Wednesday, July 2, 2008

Flood level falls at foot of the Arch


By Tim Bryant
ST. LOUIS POST-DISPATCH

Four days after the Mississippi River began its retreat from this spring's flood in northeast Missouri, the water level fell Tuesday at the Arch.

By next Tuesday, the river will slip below the 30-foot flood stage at St. Louis, the National Weather Service calculates.

To the north, in Pike and Lincoln counties, the Mississippi will remain high until July 14, the Weather Service said. But major flooding in the hard-hit towns of Clarksville, Winfield and Foley should end this week.

The Army Corps of Engineers said the river may drop enough to allow the locks and dams at Winfield and Clarksville to reopen Friday.

Some flood victims went home Tuesday.

"People that can are getting back to their homes and are already starting to clean up," said Kelly Hardcastle, emergency director for Lincoln County.

Many flood veterans had employed the standard strategy: Move out belongings. Remove doors and put them in storage. Open the windows. Evacuate.

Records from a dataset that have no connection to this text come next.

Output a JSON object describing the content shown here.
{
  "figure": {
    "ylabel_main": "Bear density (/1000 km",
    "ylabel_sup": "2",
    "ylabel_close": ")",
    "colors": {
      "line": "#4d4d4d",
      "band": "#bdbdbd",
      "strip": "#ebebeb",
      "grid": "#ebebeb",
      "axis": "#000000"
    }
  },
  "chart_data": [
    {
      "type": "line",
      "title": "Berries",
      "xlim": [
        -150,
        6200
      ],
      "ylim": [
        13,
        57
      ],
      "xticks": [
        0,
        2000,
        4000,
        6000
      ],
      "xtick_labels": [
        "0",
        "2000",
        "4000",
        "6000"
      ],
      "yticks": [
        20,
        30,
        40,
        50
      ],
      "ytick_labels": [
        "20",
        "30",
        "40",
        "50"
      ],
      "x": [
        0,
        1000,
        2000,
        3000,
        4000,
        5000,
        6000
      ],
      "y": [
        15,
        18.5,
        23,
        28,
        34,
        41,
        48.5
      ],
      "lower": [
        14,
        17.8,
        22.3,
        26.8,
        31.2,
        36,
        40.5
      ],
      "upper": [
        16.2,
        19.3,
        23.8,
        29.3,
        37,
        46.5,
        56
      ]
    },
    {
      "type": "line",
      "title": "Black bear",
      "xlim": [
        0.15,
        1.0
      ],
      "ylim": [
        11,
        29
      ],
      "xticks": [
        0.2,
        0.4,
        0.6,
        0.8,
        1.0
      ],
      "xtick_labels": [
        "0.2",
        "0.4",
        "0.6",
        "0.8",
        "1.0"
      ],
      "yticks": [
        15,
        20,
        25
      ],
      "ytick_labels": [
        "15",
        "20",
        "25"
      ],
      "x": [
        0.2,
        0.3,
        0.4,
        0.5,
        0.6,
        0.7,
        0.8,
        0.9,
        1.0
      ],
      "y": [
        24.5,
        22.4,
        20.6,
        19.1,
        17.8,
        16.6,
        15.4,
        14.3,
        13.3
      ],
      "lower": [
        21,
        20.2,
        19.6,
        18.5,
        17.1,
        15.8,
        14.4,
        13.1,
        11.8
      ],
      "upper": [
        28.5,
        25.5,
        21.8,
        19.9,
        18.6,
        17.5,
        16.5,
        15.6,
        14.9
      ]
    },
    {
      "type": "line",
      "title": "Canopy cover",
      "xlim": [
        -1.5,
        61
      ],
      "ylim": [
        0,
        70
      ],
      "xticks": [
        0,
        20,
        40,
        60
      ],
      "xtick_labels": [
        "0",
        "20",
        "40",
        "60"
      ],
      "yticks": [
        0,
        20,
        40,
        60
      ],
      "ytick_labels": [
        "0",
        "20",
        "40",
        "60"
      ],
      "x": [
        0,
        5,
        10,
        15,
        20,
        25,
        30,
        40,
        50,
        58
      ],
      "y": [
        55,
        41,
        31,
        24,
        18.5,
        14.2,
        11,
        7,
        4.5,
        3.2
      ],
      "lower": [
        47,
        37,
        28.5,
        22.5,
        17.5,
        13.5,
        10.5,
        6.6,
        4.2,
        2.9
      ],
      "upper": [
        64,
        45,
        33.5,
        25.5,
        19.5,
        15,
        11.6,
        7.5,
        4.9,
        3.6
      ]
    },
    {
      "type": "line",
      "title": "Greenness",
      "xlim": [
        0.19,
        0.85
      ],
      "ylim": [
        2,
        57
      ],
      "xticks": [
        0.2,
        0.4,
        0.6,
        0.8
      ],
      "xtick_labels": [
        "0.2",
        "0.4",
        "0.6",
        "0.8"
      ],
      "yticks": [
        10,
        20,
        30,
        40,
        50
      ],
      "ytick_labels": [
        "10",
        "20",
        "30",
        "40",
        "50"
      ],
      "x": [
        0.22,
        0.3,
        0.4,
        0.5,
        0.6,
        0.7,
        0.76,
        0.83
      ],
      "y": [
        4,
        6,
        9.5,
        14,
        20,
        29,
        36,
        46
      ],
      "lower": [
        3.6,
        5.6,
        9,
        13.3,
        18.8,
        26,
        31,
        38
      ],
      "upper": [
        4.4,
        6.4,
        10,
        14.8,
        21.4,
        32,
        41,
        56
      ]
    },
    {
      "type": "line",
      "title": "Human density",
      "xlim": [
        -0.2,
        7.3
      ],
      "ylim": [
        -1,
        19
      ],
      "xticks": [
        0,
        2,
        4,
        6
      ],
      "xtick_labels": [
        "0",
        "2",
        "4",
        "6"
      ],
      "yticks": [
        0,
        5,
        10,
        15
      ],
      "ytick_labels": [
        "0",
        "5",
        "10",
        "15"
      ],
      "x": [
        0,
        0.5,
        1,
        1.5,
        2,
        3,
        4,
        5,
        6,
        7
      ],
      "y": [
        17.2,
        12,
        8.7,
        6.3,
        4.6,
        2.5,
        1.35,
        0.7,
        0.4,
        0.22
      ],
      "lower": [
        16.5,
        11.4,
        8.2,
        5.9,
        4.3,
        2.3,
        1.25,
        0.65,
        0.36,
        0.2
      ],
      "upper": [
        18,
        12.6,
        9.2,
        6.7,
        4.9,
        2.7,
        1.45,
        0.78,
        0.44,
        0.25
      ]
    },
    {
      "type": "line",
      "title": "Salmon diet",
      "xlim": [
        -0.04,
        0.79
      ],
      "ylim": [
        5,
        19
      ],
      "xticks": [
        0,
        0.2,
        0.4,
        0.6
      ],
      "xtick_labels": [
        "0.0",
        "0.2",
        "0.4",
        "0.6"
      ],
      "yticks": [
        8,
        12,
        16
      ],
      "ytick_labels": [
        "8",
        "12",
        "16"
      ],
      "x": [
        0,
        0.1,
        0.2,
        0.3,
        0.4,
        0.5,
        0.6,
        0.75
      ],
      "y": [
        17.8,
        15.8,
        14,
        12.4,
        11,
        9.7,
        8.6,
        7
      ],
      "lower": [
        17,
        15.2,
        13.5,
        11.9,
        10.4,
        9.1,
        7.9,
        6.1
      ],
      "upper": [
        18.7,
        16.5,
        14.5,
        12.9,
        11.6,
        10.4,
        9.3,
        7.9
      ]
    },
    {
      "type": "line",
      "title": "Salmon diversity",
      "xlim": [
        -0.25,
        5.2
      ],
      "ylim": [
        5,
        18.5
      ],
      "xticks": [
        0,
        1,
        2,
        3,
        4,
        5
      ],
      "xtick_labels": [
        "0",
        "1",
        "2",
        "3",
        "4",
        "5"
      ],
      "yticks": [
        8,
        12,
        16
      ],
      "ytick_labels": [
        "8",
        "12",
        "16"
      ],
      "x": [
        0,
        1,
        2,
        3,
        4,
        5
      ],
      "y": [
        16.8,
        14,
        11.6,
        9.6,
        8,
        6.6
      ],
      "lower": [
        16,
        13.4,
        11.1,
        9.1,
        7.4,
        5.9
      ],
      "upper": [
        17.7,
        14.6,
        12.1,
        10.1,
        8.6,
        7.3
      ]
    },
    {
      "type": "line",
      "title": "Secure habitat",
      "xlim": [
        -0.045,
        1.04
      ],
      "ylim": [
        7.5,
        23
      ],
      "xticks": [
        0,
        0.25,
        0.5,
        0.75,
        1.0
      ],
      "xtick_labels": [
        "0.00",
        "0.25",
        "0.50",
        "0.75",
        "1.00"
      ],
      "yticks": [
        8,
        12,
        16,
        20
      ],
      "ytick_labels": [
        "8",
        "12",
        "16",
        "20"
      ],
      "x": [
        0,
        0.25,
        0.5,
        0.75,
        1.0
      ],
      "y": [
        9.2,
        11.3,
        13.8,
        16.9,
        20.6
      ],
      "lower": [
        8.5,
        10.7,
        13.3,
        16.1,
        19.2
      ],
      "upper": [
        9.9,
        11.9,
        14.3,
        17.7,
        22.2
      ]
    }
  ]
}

Leaving doors and windows open allows floodwater to recede quickly and air to circulate, retarding mold growth.

Hardcastle urged people to stay out of the floodwater, noting that the river had flowed over sewage lagoons and had picked up fuel spills and other toxins on its way south.

"We're a pretty clean society," he said. "For us to get in that water, we could get sick."

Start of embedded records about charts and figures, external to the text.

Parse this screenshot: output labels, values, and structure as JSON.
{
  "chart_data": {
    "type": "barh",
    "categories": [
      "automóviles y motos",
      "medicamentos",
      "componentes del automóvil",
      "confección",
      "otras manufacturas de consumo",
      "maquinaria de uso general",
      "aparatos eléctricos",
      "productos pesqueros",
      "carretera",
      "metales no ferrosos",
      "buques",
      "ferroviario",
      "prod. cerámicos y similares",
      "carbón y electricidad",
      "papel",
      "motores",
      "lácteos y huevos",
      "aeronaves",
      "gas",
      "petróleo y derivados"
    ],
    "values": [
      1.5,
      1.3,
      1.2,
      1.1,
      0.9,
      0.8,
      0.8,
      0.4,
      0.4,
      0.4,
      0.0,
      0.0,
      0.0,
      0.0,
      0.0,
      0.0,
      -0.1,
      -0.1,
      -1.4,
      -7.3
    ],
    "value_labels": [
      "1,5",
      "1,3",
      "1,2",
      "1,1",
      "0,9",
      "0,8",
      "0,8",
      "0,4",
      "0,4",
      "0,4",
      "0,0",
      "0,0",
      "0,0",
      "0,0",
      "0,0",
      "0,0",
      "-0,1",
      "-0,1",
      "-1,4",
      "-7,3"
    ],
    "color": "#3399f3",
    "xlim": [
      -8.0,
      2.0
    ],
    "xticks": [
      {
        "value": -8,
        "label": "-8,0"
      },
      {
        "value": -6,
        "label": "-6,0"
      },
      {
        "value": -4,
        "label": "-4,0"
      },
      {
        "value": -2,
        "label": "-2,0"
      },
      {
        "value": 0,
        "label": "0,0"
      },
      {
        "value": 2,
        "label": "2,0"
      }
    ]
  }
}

The Federal Emergency Management Agency and the Missouri State Emergency Management Agency have opened a disaster relief center at the Winfield-Foley fire station on Highway 47. Flood victims may go there to get answers about assistance programs, low-interest loans and flood insurance.

In addition, the U.S. Department of Agriculture waived in flood-affected areas its rule that gives food stamp recipients only 10 days to request replacement stamps. Waiver areas includes Jefferson, Lincoln, Pike, St. Charles and Ste. Genevieve counties, plus the city of St. Louis.

In Chester, Ill., the Mississippi had yet to relax its grip. The river was forecast to crest there today at more than 12 feet over flood stage. Officials in Randolph County monitored sand boils along the Prairie du Rocher levee at the Kaskaskia Lock and Dam and at Fort de Chartres.

"At this point we're not in a 'gung ho, we've-got-a-problem' mode because we don't," said Larry Willis, spokesman for the county's emergency management agency.

Officials also considered pumping water from inside the levee back into the Mississippi. The water is coming from a pressure-release well and is spewing into farm land and forcing road closings.

"There are literally no homes in danger anywhere in the county," Willis said.